You can use the Style tab to adjust the margin and padding element in the step. After you're done customizing the settings and styles, remember to save the step by selecting Done Editing.
Chart visualizations
When you create a query to present the security data as charts, you can customize:
- Height
- Width
- Color palette
- Legend
- Titles
- Axis types and series
The following example counts all the security alerts and visualizes them in a pie chart.
SecurityAlert
| where TimeGenerated \>= ago(180d)
| summarize Count=count() by AlertSeverity
| render piechart
In the previous example, the query indicates the visualization type for the data. You can also use the query without including the render parameter. Use the Visualization dropdown menu to select one of the offered types of visualizations:
Grid visualizations
You can use the Grid visualization option from the Visualization dropdown menu to present data in tables, which provides an enriched UI for the reports. You can select the Column Settings option to specify which column is displayed in the table and to provide column labels, if necessary.
On the Edit Column settings tab, you can select a different column renderer such as, heatmap, bar, and spark area. If you select Custom formatting, you can set units, style, and formatting options for number values.
Parameters
You can use parameters in your interactive workbook to manipulate the results of the query in different ways. When you select Add Parameter, a New Parameter page opens where you can provide the name and other inputs required for the parameter.
You can create the following parameter types:
- Text. You can enter arbitrary text.
- Drop down. You can modify the appearance of a query step to include a dropdown menu in which you can select a value from a set of values. In this parameter type, you can enter a KQL query or a JSON string to provide the choices for the dropdown list.
- Time range picker. You can select from prepopulated time ranges or select a custom range.
- Resource picker. You can select one or more Azure resources.
- Subscription picker. You can select one or more Azure subscription resources.
- Resource type picker. You can select one or more Azure resource type values.

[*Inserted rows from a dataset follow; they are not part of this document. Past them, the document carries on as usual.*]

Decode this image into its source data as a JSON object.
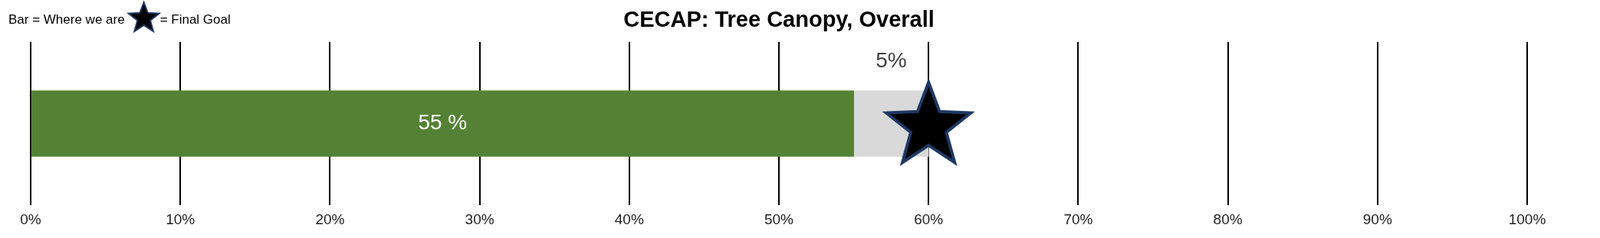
{
  "chart_data": {
    "type": "bar",
    "orientation": "horizontal",
    "stacked": true,
    "title": "CECAP: Tree Canopy, Overall",
    "categories": [
      null
    ],
    "series": [
      {
        "values": [
          55
        ],
        "value_labels": [
          "55 %"
        ],
        "color": "#548235"
      },
      {
        "values": [
          5
        ],
        "value_labels": [
          "5%"
        ],
        "color": "#d9d9d9"
      }
    ],
    "goal": {
      "value": 60,
      "marker": "star",
      "color": "#000000"
    },
    "legend": "upper left",
    "legend_items": [
      "Bar = Where we are",
      "= Final Goal"
    ],
    "xlim": [
      0,
      100
    ],
    "xticks": [
      {
        "value": 0,
        "label": "0%"
      },
      {
        "value": 10,
        "label": "10%"
      },
      {
        "value": 20,
        "label": "20%"
      },
      {
        "value": 30,
        "label": "30%"
      },
      {
        "value": 40,
        "label": "40%"
      },
      {
        "value": 50,
        "label": "50%"
      },
      {
        "value": 60,
        "label": "60%"
      },
      {
        "value": 70,
        "label": "70%"
      },
      {
        "value": 80,
        "label": "80%"
      },
      {
        "value": 90,
        "label": "90%"
      },
      {
        "value": 100,
        "label": "100%"
      }
    ],
    "grid": true,
    "data_labels": true,
    "tick_labels": "x"
  }
}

- Location picker. You can select one or more Azure location values.
- Options group. You can group multiple properties into group.
- Tabs.
- Multi-value.
You can reference parameter values in other parts of the workbooks either by using bindings or by using value expansions.
On the New Parameter pane in the Previews section, you can review the variables that are displayed and used in the query code.
Links/tabs
You can add a links/tabs step to customize the navigation in the workbook with tabs, lists, paragraphs, or bullet lists. You can provide the following inputs while adding a new links/tabs step:
- Text before link. Use this option to display the text before the link is selected.
- Link text. Use this option to specify the actual text that is displayed in the link.
- Text after link. Use this option to indicate the text that is displayed after the link is selected.
- Action. Use this option to specify the action that is performed when you select the link, such as Url, Set a parameter value, and Scroll to a step.
- Value. Use this option to indicate a value for the link.
- Settings. Use this option to configure specific settings based on the link type and support parameters syntax.
- Context pane?. Use this option to open a new context panel to the side instead of a full view.
- Style. Use this option to select between Link, Button (primary), and Button (secondary) styles.
Metric steps
You can use metric steps to combine the results of the workbook with metrics from different Azure resources. After you're done making all your custom modifications to your workbook, remember to save the workbook by selecting Done Editing.